Священник Сергий Круглов. Совсем недавно встретил в московском метро семью. Заходят они в вагон: папа, мама, дедушка и пара детей лет восьми. Рядом стоят, я стою, искоса наблюдаю за ними. Типичная еврейская мама такая, к счастью, не соответствующая современным стандартам женской красоты, хорошая такая телесная мама. Очень худой, молчаливый папа. Видно, что между ними совершенно замечательные отношения, какие между мужем и женой должны быть.

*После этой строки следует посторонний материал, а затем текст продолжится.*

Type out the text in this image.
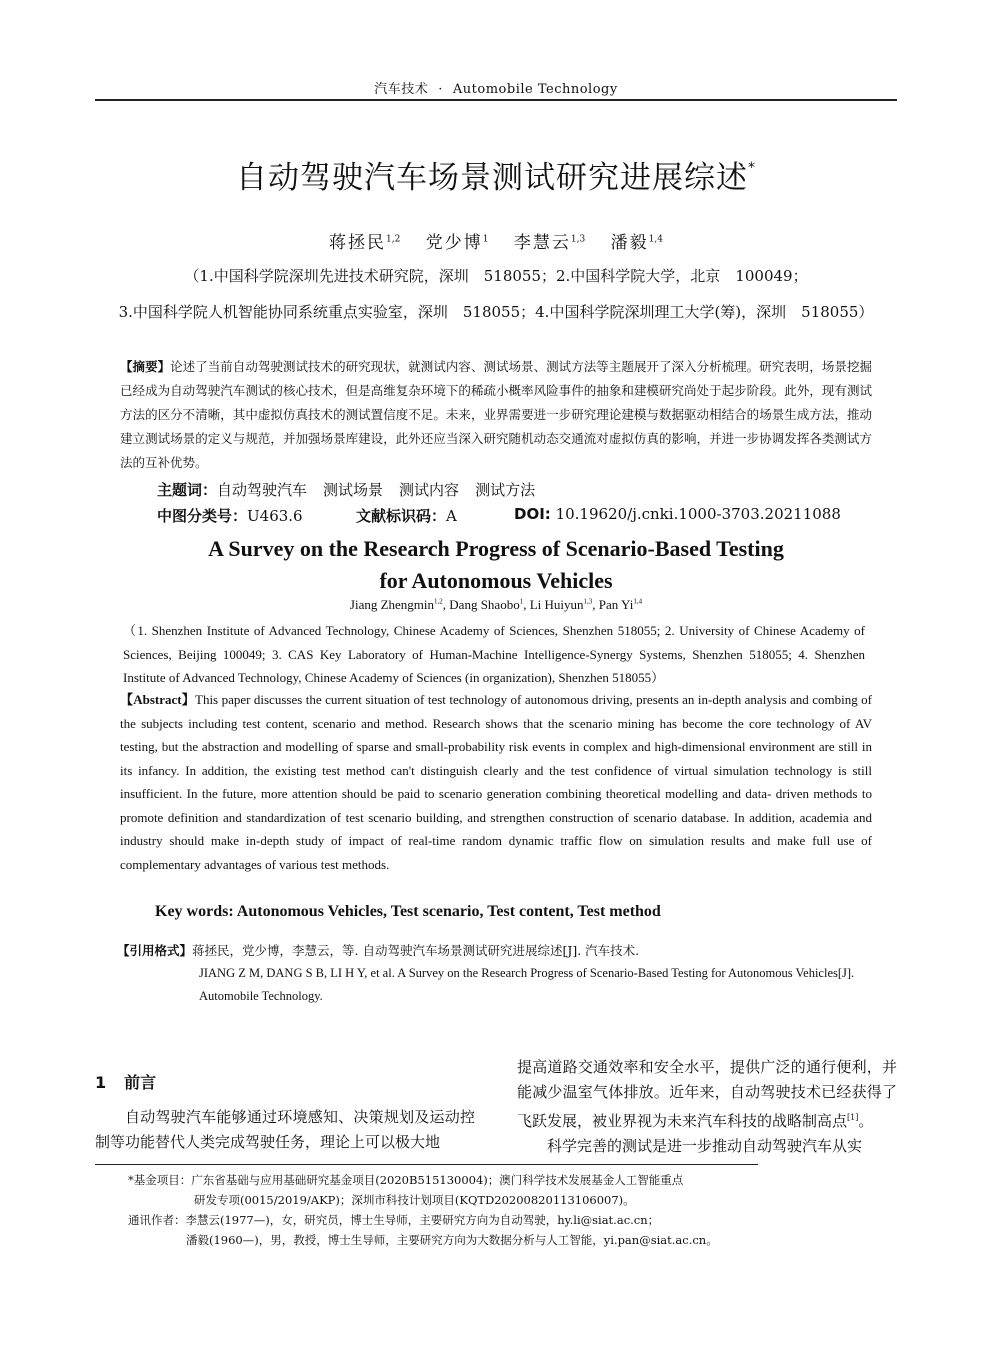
汽车技术 · Automobile Technology
自动驾驶汽车场景测试研究进展综述*
蒋拯民$^{1,2}$ 党少博$^1$ 李慧云$^{1,3}$ 潘毅$^{1,4}$
（1.中国科学院深圳先进技术研究院，深圳　518055；2.中国科学院大学，北京　100049；
3.中国科学院人机智能协同系统重点实验室，深圳　518055；4.中国科学院深圳理工大学(筹)，深圳　518055）
【摘要】论述了当前自动驾驶测试技术的研究现状，就测试内容、测试场景、测试方法等主题展开了深入分析梳理。研究表明，场景挖掘已经成为自动驾驶汽车测试的核心技术，但是高维复杂环境下的稀疏小概率风险事件的抽象和建模研究尚处于起步阶段。此外，现有测试方法的区分不清晰，其中虚拟仿真技术的测试置信度不足。未来，业界需要进一步研究理论建模与数据驱动相结合的场景生成方法，推动建立测试场景的定义与规范，并加强场景库建设，此外还应当深入研究随机动态交通流对虚拟仿真的影响，并进一步协调发挥各类测试方法的互补优势。
主题词：自动驾驶汽车 测试场景 测试内容 测试方法
中图分类号：U463.6	文献标识码：A	DOI: 10.19620/j.cnki.1000-3703.20211088
A Survey on the Research Progress of Scenario-Based Testing
for Autonomous Vehicles
Jiang Zhengmin$^{1,2}$, Dang Shaobo$^1$, Li Huiyun$^{1,3}$, Pan Yi$^{1,4}$
（1. Shenzhen Institute of Advanced Technology, Chinese Academy of Sciences, Shenzhen 518055; 2. University of Chinese Academy of Sciences, Beijing 100049; 3. CAS Key Laboratory of Human-Machine Intelligence-Synergy Systems, Shenzhen 518055; 4. Shenzhen Institute of Advanced Technology, Chinese Academy of Sciences (in organization), Shenzhen 518055）
【Abstract】This paper discusses the current situation of test technology of autonomous driving, presents an in-depth analysis and combing of the subjects including test content, scenario and method. Research shows that the scenario mining has become the core technology of AV testing, but the abstraction and modelling of sparse and small-probability risk events in complex and high-dimensional environment are still in its infancy. In addition, the existing test method can't distinguish clearly and the test confidence of virtual simulation technology is still insufficient. In the future, more attention should be paid to scenario generation combining theoretical modelling and data- driven methods to promote definition and standardization of test scenario building, and strengthen construction of scenario database. In addition, academia and industry should make in-depth study of impact of real-time random dynamic traffic flow on simulation results and make full use of complementary advantages of various test methods.
Key words: Autonomous Vehicles, Test scenario, Test content, Test method
【引用格式】蒋拯民，党少博，李慧云，等. 自动驾驶汽车场景测试研究进展综述[J]. 汽车技术.
JIANG Z M, DANG S B, LI H Y, et al. A Survey on the Research Progress of Scenario-Based Testing for Autonomous Vehicles[J]. Automobile Technology.
1 前言

自动驾驶汽车能够通过环境感知、决策规划及运动控制等功能替代人类完成驾驶任务，理论上可以极大地

提高道路交通效率和安全水平，提供广泛的通行便利，并能减少温室气体排放。近年来，自动驾驶技术已经获得了飞跃发展，被业界视为未来汽车科技的战略制高点[1]。

科学完善的测试是进一步推动自动驾驶汽车从实

*基金项目：广东省基础与应用基础研究基金项目(2020B515130004)；澳门科学技术发展基金人工智能重点
研发专项(0015/2019/AKP)；深圳市科技计划项目(KQTD20200820113106007)。
通讯作者：李慧云(1977—)，女，研究员，博士生导师，主要研究方向为自动驾驶，hy.li@siat.ac.cn；
潘毅(1960—)，男，教授，博士生导师，主要研究方向为大数据分析与人工智能，yi.pan@siat.ac.cn。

Из их разговоров и поведения было ясно, что они живут в Израиле, приехали к дедушке в гости. Мы любим детей одергивать все время, строить, сразу приучаем к каким-то правилам: Закона Божия они не знают, а правила они у нас хорошо уже знают. А эти дети тут же начали прыгать, кричать, везде возиться, кататься по полу, какой-то мужик вынужден был уступить место этим детям. Не потому, что они этого хотели, а потому что логика событий, шедшая от них энергетика, это предполагала. Они вдвоем залезли на это место, с ногами, там стали тоже прыгать, вопить, очень живо себя вести.
Ксения Лученко. Это ужасно.
Священник Сергий Круглов. Ну, они никому не причиняли никакого зла, они просто…

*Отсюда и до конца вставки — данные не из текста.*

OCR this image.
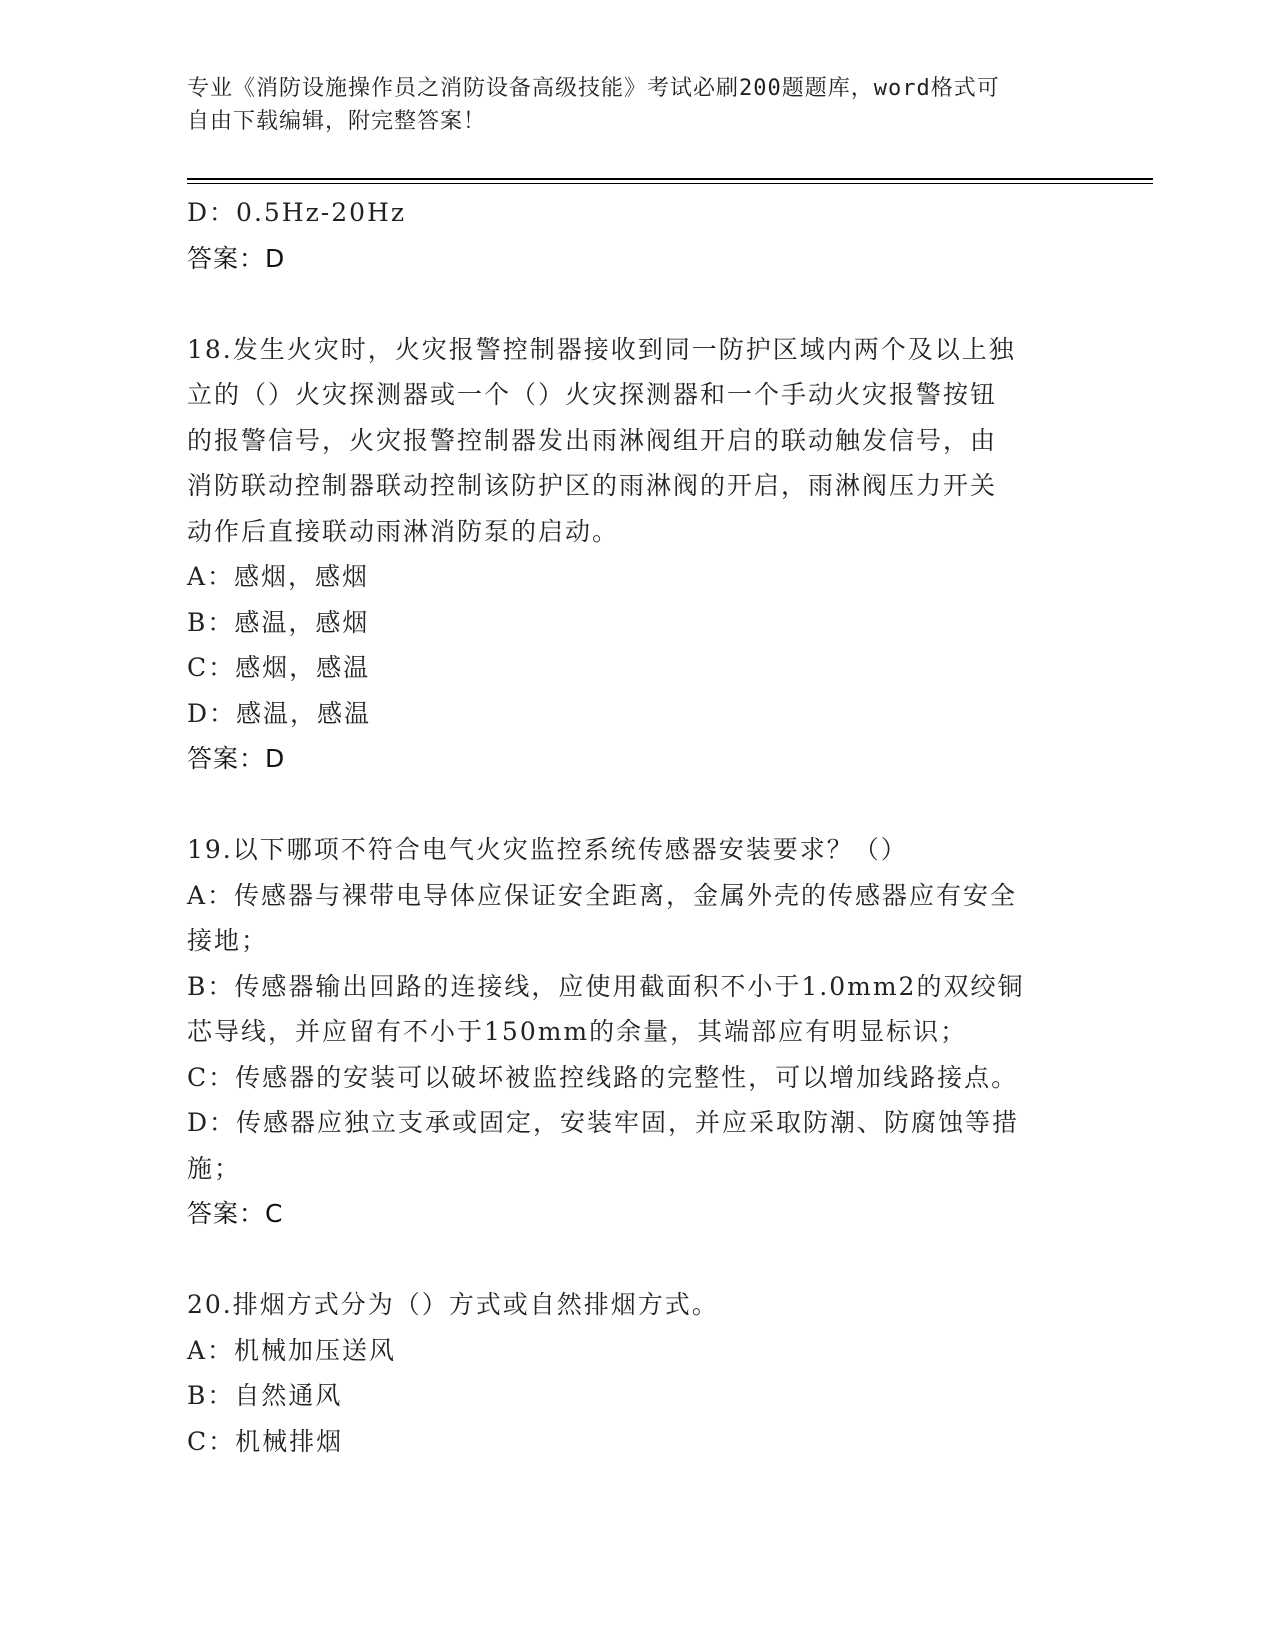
专业《消防设施操作员之消防设备高级技能》考试必刷200题题库，word格式可
自由下载编辑，附完整答案！
D：0.5Hz-20Hz
答案：D
18.发生火灾时，火灾报警控制器接收到同一防护区域内两个及以上独
立的（）火灾探测器或一个（）火灾探测器和一个手动火灾报警按钮
的报警信号，火灾报警控制器发出雨淋阀组开启的联动触发信号，由
消防联动控制器联动控制该防护区的雨淋阀的开启，雨淋阀压力开关
动作后直接联动雨淋消防泵的启动。
A：感烟，感烟
B：感温，感烟
C：感烟，感温
D：感温，感温
答案：D
19.以下哪项不符合电气火灾监控系统传感器安装要求？（）
A：传感器与裸带电导体应保证安全距离，金属外壳的传感器应有安全
接地；
B：传感器输出回路的连接线，应使用截面积不小于1.0mm2的双绞铜
芯导线，并应留有不小于150mm的余量，其端部应有明显标识；
C：传感器的安装可以破坏被监控线路的完整性，可以增加线路接点。
D：传感器应独立支承或固定，安装牢固，并应采取防潮、防腐蚀等措
施；
答案：C
20.排烟方式分为（）方式或自然排烟方式。
A：机械加压送风
B：自然通风
C：机械排烟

Ксения Лученко. Просто с ногами сидели, да.
Священник Сергий Круглов. Ну, как бы сделала советская мама? Она стала бы дергать, на них орать, строить, делать замечания, шипеть или еще что-то, при этом жутко переживая, «что люди скажут». Еврейская мама, улыбалась, говорила с дедушкой, со своим мужем, пыталась рукой осадить этих детей, ей это не удалось. Тогда эта добродушная румяная мама нашла другой способ: она подошла и всем своим огромным телом села на этих детей. Она их придавила собой, и они пищали, верещали. Когда они успокоились, она их вытащила из-под себя, посадила на колени, обняла, поцеловала. Причем, не делая акцент на детях, а продолжая разговаривать с мужчинами. Было такое ощущение, что это какое-то большое уютное животное, которое естественным образом общается со своими детенышами. Это выглядело очень естественно. Чувствовалось, что это нормальные семейные отношения.
Кстати, с этим близко связана тема поведения детей в храме, которая заботит многих православных родителей. И очень многие родители переживают: мол, вот в нашем храме невозможно прийти с детьми, их постоянно шпыняют, чтобы не кричали, они там должны выстаивать эти длинные службы. Поэтому при многих храмах стали делать и детские комнаты, и детские площадки, чтобы дети могли не мешать взрослым молиться и в то же время присутствовать в храме. Чтобы могли исполняться слова Христовы «не мешайте детям приходить ко Мне»[1].
Известно – это не мной придумано, про это говорят многие христиане, да и просто вменяемые люди, – что ребенок только тогда может занимать свое место перед мамой и папой, когда мама и папа занимают свое место перед Богом, перед Тем, Кто стоит выше них. Причем это должно быть не напоказ и не формально, по-настоящему должно быть, то есть с любовью. Это очень трудно. Поэтому, конечно, любое воспитание ребенка начинается с себя.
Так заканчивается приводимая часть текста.